The word “technology” was in my title for a large part of my career as a teacher, with the hopes that I would work with colleagues on finding meaningful ways to implement technology within the curriculum. Yet, simply having “technology” in my title meant to many others on my staff that I could and should fix anything that was technology related in the school. Literally. Anything that had electricity was fair game. I hated it.
One day, I was asked to fix something in a classroom and I was busy working with students so I asked some of my tech-savvy students to go and check in and help the teacher that was asking for help. While I was annoyed with the request, to be honest, my students were excited with the opportunity. They went to the teacher’s classroom immediately, helped them out, and came back and asked if they could do that again in the future.
LIGHT BULB MOMENT!
From then on, they became the student tech team and all requests went their way to help teachers with technology issues in the school. I was a last resort if the students were stuck, yet they never asked me for help. It was beautiful.
So many schools do things similar to this today, and I think it goes beyond taking something off of a teacher’s plate. It is about giving students ownership over the building. Do you remember when students used to pop keys off the keyboard?

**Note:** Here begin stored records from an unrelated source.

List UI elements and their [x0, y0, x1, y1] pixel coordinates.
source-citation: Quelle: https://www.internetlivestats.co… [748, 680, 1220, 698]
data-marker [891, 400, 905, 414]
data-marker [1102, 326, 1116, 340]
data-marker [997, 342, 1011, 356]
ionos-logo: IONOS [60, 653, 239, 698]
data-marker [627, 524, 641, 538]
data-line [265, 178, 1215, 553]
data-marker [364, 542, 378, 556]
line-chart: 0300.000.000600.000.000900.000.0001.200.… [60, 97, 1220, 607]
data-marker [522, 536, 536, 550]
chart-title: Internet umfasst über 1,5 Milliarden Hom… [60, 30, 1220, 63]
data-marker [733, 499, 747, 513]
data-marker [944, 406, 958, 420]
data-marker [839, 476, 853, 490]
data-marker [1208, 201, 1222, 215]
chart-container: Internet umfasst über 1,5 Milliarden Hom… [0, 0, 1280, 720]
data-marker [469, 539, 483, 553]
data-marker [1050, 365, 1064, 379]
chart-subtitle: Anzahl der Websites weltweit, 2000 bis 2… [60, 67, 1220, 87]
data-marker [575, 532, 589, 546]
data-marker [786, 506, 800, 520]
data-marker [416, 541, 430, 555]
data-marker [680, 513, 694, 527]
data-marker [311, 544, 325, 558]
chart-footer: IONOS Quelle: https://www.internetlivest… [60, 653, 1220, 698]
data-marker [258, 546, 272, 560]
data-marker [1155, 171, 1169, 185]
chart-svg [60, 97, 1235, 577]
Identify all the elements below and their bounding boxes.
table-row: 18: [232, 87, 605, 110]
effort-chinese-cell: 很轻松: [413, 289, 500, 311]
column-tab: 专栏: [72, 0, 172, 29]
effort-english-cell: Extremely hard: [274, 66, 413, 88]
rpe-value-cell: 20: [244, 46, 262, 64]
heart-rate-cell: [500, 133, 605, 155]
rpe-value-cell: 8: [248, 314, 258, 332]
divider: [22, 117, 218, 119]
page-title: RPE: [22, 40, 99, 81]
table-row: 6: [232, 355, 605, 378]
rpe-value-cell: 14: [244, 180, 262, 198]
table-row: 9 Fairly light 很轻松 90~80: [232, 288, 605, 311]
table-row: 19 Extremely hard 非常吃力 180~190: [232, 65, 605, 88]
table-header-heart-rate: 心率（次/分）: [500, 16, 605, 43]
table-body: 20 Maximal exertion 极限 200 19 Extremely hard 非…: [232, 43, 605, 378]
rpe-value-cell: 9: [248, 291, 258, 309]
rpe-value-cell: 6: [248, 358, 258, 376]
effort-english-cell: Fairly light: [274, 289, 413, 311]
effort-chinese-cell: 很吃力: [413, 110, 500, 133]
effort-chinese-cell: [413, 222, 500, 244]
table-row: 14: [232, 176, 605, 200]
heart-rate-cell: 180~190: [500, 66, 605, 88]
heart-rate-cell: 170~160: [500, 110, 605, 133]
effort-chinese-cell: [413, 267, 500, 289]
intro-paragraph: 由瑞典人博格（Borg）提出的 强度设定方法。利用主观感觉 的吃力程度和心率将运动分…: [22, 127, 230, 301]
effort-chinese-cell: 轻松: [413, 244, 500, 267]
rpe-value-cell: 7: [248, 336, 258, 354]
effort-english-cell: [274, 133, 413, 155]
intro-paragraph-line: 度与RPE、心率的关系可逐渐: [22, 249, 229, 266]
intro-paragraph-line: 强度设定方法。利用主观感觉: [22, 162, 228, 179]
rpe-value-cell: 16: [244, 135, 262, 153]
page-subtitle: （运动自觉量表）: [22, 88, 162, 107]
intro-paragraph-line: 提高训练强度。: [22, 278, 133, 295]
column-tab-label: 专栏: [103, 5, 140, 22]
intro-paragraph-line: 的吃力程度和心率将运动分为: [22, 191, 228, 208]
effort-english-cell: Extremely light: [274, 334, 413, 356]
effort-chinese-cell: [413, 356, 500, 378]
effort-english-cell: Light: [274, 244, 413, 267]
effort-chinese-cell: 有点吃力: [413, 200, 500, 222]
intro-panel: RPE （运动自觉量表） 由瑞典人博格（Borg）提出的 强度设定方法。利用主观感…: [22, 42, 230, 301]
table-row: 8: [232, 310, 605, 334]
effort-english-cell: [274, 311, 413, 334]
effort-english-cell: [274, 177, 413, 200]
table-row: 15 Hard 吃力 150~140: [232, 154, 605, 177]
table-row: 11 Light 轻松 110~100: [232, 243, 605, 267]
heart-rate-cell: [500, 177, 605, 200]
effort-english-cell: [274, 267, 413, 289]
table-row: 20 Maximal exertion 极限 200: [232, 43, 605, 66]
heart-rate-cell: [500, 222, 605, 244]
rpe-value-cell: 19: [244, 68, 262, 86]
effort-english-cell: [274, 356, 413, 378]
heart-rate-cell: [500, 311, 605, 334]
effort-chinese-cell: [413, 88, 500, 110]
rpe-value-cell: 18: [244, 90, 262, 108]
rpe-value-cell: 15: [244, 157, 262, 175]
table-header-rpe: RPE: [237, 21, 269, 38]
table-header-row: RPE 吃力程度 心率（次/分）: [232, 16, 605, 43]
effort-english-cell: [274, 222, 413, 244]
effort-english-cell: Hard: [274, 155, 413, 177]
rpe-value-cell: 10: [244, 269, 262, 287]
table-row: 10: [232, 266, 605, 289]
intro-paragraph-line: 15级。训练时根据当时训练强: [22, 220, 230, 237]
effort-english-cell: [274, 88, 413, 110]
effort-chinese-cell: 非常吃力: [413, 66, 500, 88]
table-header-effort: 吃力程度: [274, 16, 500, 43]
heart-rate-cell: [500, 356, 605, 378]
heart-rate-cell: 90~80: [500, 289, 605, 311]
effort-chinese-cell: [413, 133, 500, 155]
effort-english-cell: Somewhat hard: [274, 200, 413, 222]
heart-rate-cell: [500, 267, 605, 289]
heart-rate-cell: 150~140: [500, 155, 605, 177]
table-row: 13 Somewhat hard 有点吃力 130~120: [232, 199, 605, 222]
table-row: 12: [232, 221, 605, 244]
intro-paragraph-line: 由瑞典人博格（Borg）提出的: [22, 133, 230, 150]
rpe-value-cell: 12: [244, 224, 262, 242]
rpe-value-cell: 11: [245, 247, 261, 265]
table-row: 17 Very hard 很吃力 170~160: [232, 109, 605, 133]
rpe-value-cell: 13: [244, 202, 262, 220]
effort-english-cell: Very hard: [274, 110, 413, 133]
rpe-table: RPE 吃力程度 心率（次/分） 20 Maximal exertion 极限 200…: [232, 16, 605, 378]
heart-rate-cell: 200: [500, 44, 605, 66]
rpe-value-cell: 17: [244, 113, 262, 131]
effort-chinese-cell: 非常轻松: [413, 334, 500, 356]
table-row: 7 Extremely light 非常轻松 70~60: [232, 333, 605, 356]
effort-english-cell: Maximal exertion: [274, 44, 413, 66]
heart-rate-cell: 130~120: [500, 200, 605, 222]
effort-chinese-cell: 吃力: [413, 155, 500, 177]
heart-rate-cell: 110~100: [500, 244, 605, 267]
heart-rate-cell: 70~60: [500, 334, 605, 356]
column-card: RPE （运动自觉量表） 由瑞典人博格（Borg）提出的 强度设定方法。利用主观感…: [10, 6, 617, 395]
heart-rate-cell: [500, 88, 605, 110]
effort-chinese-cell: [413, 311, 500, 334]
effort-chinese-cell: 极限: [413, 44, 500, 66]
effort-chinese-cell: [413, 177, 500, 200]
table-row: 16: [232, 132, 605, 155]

That ended altogether in our school because students would stop each other because they knew they would have to fix it eventually. Through the process of empowering students in the day-to-day dealings of a school, I unintentionally created a situation where students took more pride in their school because it became “theirs” through the process. They felt valued because they were given ownership over important aspects of the operations of the school.
Making sure that a) students feel that they are valued and needed for school and b) have true ownership, is something that is beneficial to students as individuals and the school community as a whole.
How do you give students ownership over your school community?